Results A six-gene signature (DDX4, COL17A1, HBA1, MMP1, GPNMB, TTN) in the CD45 compartment presented the highest AUC (0.83), followed by signatures in the CK and CD68 compartments (AUC: 0.72 and 0.68, respectively). Cross-testing of the CD45 signature in the other two compartments, as well as in a third, artificially generated ‘pseudo-bulk’ compartment (all compartments combined), showed poor performance, indicating spatial specificity. Interestingly, the CD45 signature included three extracellular-matrix protein-encoding genes (MMP1, COL17A1, TTN), all associated with resistance (negative coefficients in the BOR model) to ICI. Fibroblast and dendritic cell populations, characterized using the CIBERSORTx gene matrix, were the immune phenotypes most closely associated with the CD45 signature.

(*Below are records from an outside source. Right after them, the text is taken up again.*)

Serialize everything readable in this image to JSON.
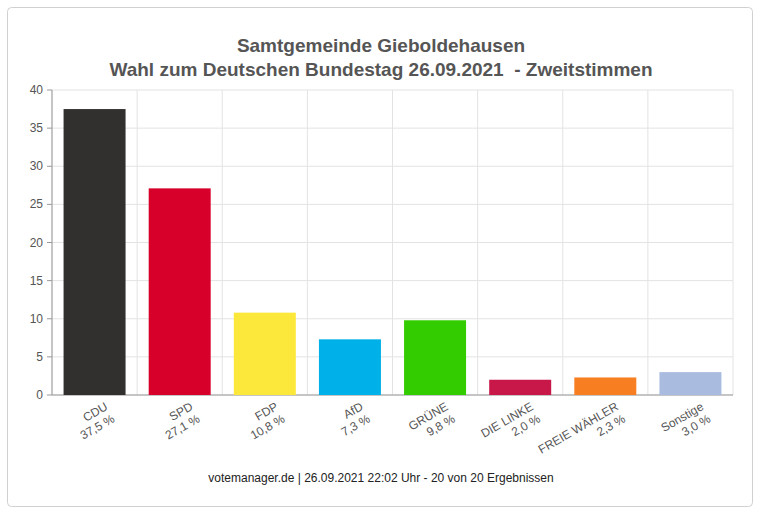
{
  "chart_data": {
    "type": "bar",
    "title": "Samtgemeinde Gieboldehausen",
    "subtitle": "Wahl zum Deutschen Bundestag 26.09.2021  - Zweitstimmen",
    "categories": [
      "CDU",
      "SPD",
      "FDP",
      "AfD",
      "GRÜNE",
      "DIE LINKE",
      "FREIE WÄHLER",
      "Sonstige"
    ],
    "values": [
      37.5,
      27.1,
      10.8,
      7.3,
      9.8,
      2.0,
      2.3,
      3.0
    ],
    "value_labels": [
      "37,5 %",
      "27,1 %",
      "10,8 %",
      "7,3 %",
      "9,8 %",
      "2,0 %",
      "2,3 %",
      "3,0 %"
    ],
    "colors": [
      "#32302e",
      "#d7002b",
      "#fce83a",
      "#00b0e8",
      "#33cc00",
      "#c8184a",
      "#f77f22",
      "#aabbe0"
    ],
    "ylim": [
      0,
      40
    ],
    "yticks": [
      0,
      5,
      10,
      15,
      20,
      25,
      30,
      35,
      40
    ],
    "grid": true,
    "data_labels": true,
    "source": "votemanager.de | 26.09.2021 22:02 Uhr - 20 von 20 Ergebnissen"
  }
}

Conclusions Our results indicate that CD45 molecular tissue compartment gene expression demonstrates increased association with ICI resistance in HNSCC. Extracellular matrix genes rather than immune-cell related genes dominated the CD45 compartment signature, highlighting the importance of non-immune stromal components within the TME and the importance of the use of spatial information in the understanding of ICI resistance.
Acknowledgements This study was funded by Yale Head and Neck SPORE.
Ethics Approval This study was approved by Yale Human Investigation IRB protocol ID 9505008219.